Tensions with U.S. Have Eased, Head of Venezuelan Congress Says Latin American Herald Tribune June 29, 2015
CARACAS – The speaker of Venezuela’s National Assembly said Monday that tensions with the United States have eased following the talks between Presidents Barack Obama and Nicolas Maduro during April’s Summit of the Americas in Panama.
“After that meeting in Panama, tensions have eased considerably – it used to be very common to see U.S. officials speaking out against Venezuela,” Diosdado Cabello said in an interview on Globovision.
He said the tense relations between the two countries have eased, but that in Venezuela “we’ve stayed more on the defensive.”
“We only answer their attacks and finger-pointing,” he said.
Cabello has been a Maduro envoy sent to meet with State Department Counselor Thomas Shannon for talks aimed at getting relations between the two countries back on track.
The speaker did not provide, however, many details about those meetings, but said they would continue.
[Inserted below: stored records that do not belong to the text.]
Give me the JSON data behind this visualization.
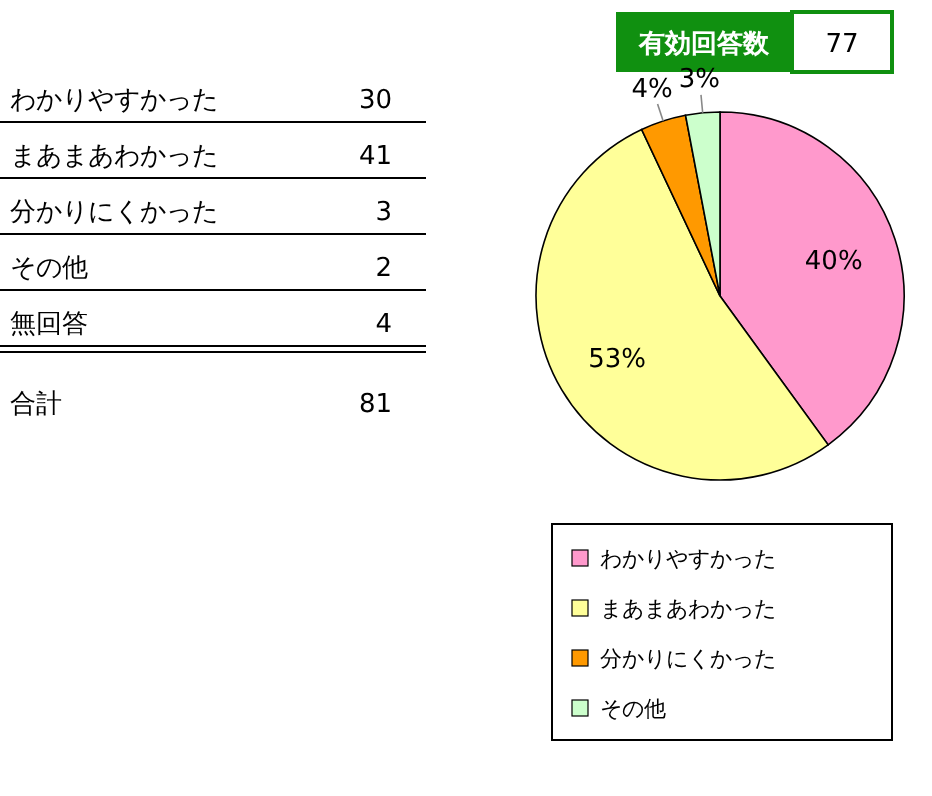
{
  "chart_data": {
    "type": "pie",
    "categories": [
      "わかりやすかった",
      "まあまあわかった",
      "分かりにくかった",
      "その他"
    ],
    "values": [
      40,
      53,
      4,
      3
    ],
    "colors": [
      "#ff99cc",
      "#ffff99",
      "#ff9900",
      "#ccffcc"
    ],
    "value_labels": [
      "40%",
      "53%",
      "4%",
      "3%"
    ],
    "legend": "bottom",
    "annotations": [
      "有効回答数",
      "77",
      "わかりやすかった",
      "30",
      "まあまあわかった",
      "41",
      "分かりにくかった",
      "3",
      "その他",
      "2",
      "無回答",
      "4",
      "合計",
      "81"
    ]
  }
}
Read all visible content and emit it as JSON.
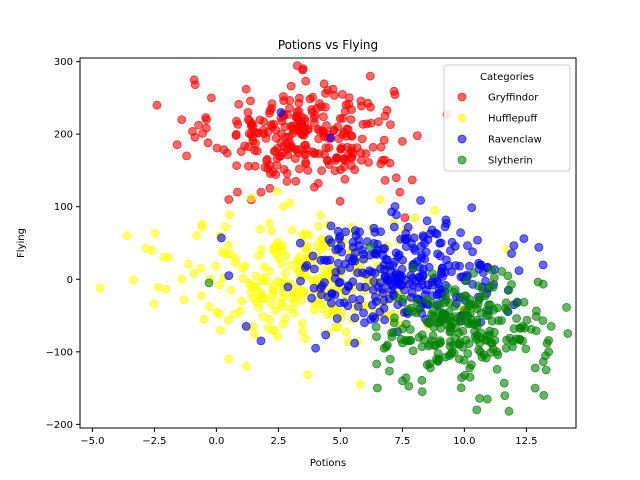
{
  "chart_data": {
    "type": "scatter",
    "title": "Potions vs Flying",
    "xlabel": "Potions",
    "ylabel": "Flying",
    "xlim": [
      -5.5,
      14.5
    ],
    "ylim": [
      -205,
      305
    ],
    "xticks": [
      -5.0,
      -2.5,
      0.0,
      2.5,
      5.0,
      7.5,
      10.0,
      12.5
    ],
    "xtick_labels": [
      "−5.0",
      "−2.5",
      "0.0",
      "2.5",
      "5.0",
      "7.5",
      "10.0",
      "12.5"
    ],
    "yticks": [
      -200,
      -100,
      0,
      100,
      200,
      300
    ],
    "ytick_labels": [
      "−200",
      "−100",
      "0",
      "100",
      "200",
      "300"
    ],
    "grid": false,
    "legend": {
      "title": "Categories",
      "placement": "top-right"
    },
    "series": [
      {
        "name": "Gryffindor",
        "color": "#ff0000",
        "center": [
          3.5,
          200
        ],
        "spread": [
          1.8,
          35
        ],
        "count": 260,
        "points": [
          [
            -2.4,
            240
          ],
          [
            -1.4,
            220
          ],
          [
            -0.9,
            275
          ],
          [
            -0.2,
            250
          ],
          [
            0.5,
            110
          ],
          [
            1.8,
            120
          ],
          [
            6.8,
            225
          ],
          [
            7.0,
            160
          ],
          [
            7.9,
            137
          ],
          [
            7.4,
            120
          ],
          [
            7.6,
            85
          ],
          [
            7.5,
            190
          ],
          [
            8.1,
            198
          ],
          [
            3.2,
            135
          ],
          [
            3.6,
            273
          ],
          [
            6.2,
            280
          ],
          [
            4.7,
            262
          ],
          [
            1.2,
            262
          ],
          [
            -1.2,
            170
          ]
        ]
      },
      {
        "name": "Hufflepuff",
        "color": "#ffff00",
        "center": [
          4.2,
          0
        ],
        "spread": [
          2.6,
          40
        ],
        "count": 320,
        "points": [
          [
            -4.7,
            -12
          ],
          [
            -3.6,
            60
          ],
          [
            -2.6,
            40
          ],
          [
            -1.4,
            0
          ],
          [
            -1.3,
            -28
          ],
          [
            -0.9,
            8
          ],
          [
            -0.5,
            -55
          ],
          [
            0.5,
            -110
          ],
          [
            1.2,
            -120
          ],
          [
            5.8,
            -145
          ],
          [
            8.8,
            95
          ],
          [
            8.0,
            85
          ],
          [
            6.6,
            110
          ],
          [
            6.3,
            70
          ],
          [
            2.7,
            100
          ],
          [
            -0.8,
            60
          ]
        ]
      },
      {
        "name": "Ravenclaw",
        "color": "#0000ff",
        "center": [
          7.5,
          10
        ],
        "spread": [
          2.0,
          35
        ],
        "count": 300,
        "points": [
          [
            0.2,
            57
          ],
          [
            0.5,
            5
          ],
          [
            2.6,
            230
          ],
          [
            4.6,
            195
          ],
          [
            13.0,
            44
          ],
          [
            12.2,
            12
          ],
          [
            12.4,
            56
          ],
          [
            12.0,
            -35
          ],
          [
            1.2,
            -65
          ],
          [
            1.8,
            -85
          ],
          [
            4.0,
            -95
          ]
        ]
      },
      {
        "name": "Slytherin",
        "color": "#008000",
        "center": [
          10.0,
          -70
        ],
        "spread": [
          1.6,
          35
        ],
        "count": 250,
        "points": [
          [
            -0.3,
            -5
          ],
          [
            13.5,
            -65
          ],
          [
            13.3,
            -125
          ],
          [
            13.2,
            -160
          ],
          [
            11.8,
            -182
          ],
          [
            10.5,
            -180
          ],
          [
            8.3,
            -155
          ],
          [
            7.5,
            -140
          ],
          [
            13.4,
            -100
          ],
          [
            6.2,
            45
          ]
        ]
      }
    ]
  }
}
“Whatever meetings are necessary, we will attend,” he said, adding that he had nothing against traveling to U.S. territory if necessary.
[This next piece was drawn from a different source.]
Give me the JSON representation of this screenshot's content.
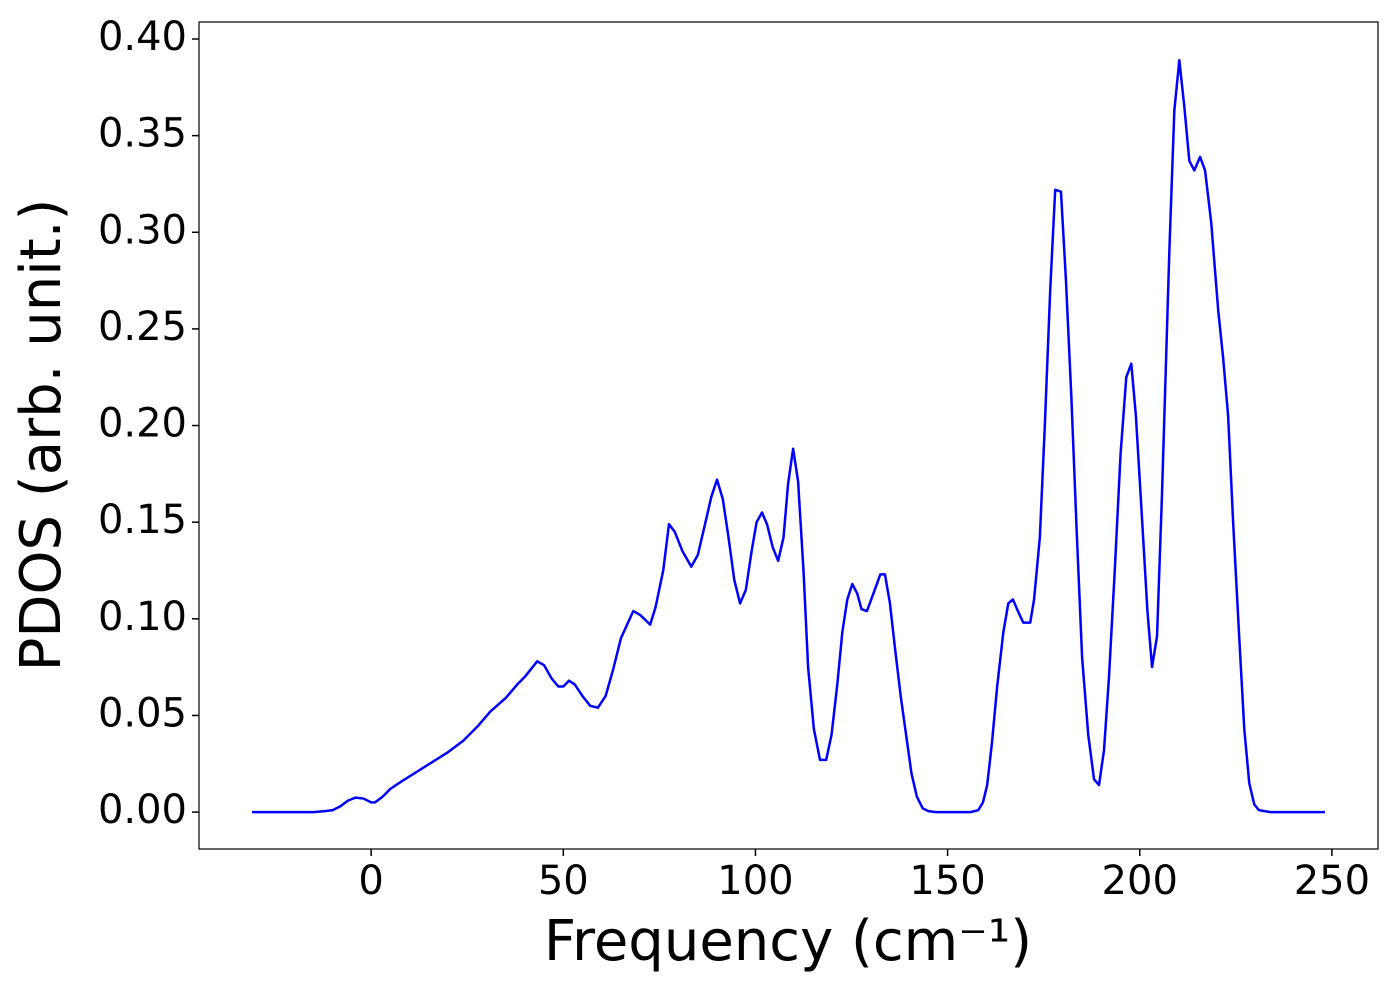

According to reports by the U.S. press, Cabello is being investigated in the United States for ties with drug trafficking.
His last meeting with Shannon was on June 3 in Haiti, which he attended together with Venezuelan Foreign Minister Delcy Rodriguez.
In those meetings, Venezuela and the United States sought to smooth out the bad feelings that arose last March when President Obama said in an official document that the situation in the Andean nation posed a threat to U.S. national security.
In that same text he said that a group of Venezuelan officials were to be sanctioned for alleged human-rights violations.
Diplomatic relations between Venezuela and the United States have been minimal because since 2010, neither country has had an ambassador in the other.